Packets are more or less DMA'ed from NIC-to-NIC.
From my head I can give you some performance numbers with linux routing
between two tulip NIC's and smallest packets 64 bytes.
(PII ~400 Mhz ~100 Mhz bus geunine fast ethernet tulip chips)
Normal path : ~40 KPPS
Fast switching patch: ~147 KPPS
Well I should say that in FS we use skb recycling as well. I don't remember
the throughput without skb recycling in FS path.
I should say we seem differences between tulip and tulip clones. I've seen
chip that is not capable of filling a fast ethernet with smallest packets.

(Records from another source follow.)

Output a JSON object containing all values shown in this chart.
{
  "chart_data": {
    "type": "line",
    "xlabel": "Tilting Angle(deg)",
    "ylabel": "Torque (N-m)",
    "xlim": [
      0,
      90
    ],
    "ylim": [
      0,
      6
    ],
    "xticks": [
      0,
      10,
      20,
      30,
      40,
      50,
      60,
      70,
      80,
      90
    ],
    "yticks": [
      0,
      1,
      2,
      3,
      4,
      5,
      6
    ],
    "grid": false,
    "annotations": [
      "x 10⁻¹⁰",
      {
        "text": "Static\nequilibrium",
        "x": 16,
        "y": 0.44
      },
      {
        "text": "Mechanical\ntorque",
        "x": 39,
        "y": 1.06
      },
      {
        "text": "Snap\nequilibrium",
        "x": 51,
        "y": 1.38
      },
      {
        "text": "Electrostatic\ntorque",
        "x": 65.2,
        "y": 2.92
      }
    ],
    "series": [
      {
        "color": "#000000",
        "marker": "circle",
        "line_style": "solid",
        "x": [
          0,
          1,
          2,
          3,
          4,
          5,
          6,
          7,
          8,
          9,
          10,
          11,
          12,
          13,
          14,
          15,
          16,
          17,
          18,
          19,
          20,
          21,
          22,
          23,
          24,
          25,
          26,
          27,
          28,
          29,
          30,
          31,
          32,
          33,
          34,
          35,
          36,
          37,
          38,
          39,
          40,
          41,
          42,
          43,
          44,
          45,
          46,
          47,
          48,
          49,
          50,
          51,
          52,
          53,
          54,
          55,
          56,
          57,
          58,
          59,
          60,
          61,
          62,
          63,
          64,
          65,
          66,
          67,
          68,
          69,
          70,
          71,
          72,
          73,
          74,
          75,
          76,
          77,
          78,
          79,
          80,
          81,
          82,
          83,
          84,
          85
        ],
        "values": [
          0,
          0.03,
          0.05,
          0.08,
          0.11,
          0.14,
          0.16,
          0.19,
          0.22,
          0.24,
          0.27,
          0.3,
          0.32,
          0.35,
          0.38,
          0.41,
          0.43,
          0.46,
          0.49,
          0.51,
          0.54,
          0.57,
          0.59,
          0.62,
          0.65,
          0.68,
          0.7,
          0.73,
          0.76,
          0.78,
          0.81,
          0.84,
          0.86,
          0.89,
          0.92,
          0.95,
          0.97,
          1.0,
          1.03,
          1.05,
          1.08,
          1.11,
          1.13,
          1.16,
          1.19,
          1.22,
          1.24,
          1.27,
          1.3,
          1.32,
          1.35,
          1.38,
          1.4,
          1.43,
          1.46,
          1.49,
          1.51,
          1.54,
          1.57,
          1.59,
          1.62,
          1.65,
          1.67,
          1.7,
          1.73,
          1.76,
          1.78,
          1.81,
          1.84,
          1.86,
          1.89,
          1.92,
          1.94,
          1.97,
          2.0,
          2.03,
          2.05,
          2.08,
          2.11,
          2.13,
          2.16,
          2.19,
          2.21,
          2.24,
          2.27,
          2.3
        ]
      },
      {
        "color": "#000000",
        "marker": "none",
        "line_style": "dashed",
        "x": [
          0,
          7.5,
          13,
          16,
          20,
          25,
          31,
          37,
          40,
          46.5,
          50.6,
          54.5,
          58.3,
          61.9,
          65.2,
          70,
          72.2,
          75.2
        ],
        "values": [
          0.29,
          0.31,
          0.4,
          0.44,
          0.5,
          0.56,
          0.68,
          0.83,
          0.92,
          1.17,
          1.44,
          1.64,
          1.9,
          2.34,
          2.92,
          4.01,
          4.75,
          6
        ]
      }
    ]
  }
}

But one should also realize that 147 KPPS is "very" high number. We and
other universities use Linux routers in our routing core. So far we have
seem about 10 KPPS as maximum so "Normal path" is still fine us.
And use UDP with forwarding tests and just count packet throughput
in the router. With medium size packets you should saturate a the
100 Mbps ethernet pipe unless something is broken.
The only easy way find out if there is still CPU in the router is to
time a loop (while(1)) during the test. Any ideas are welcome.
Tell me if you want to try the driver we play with.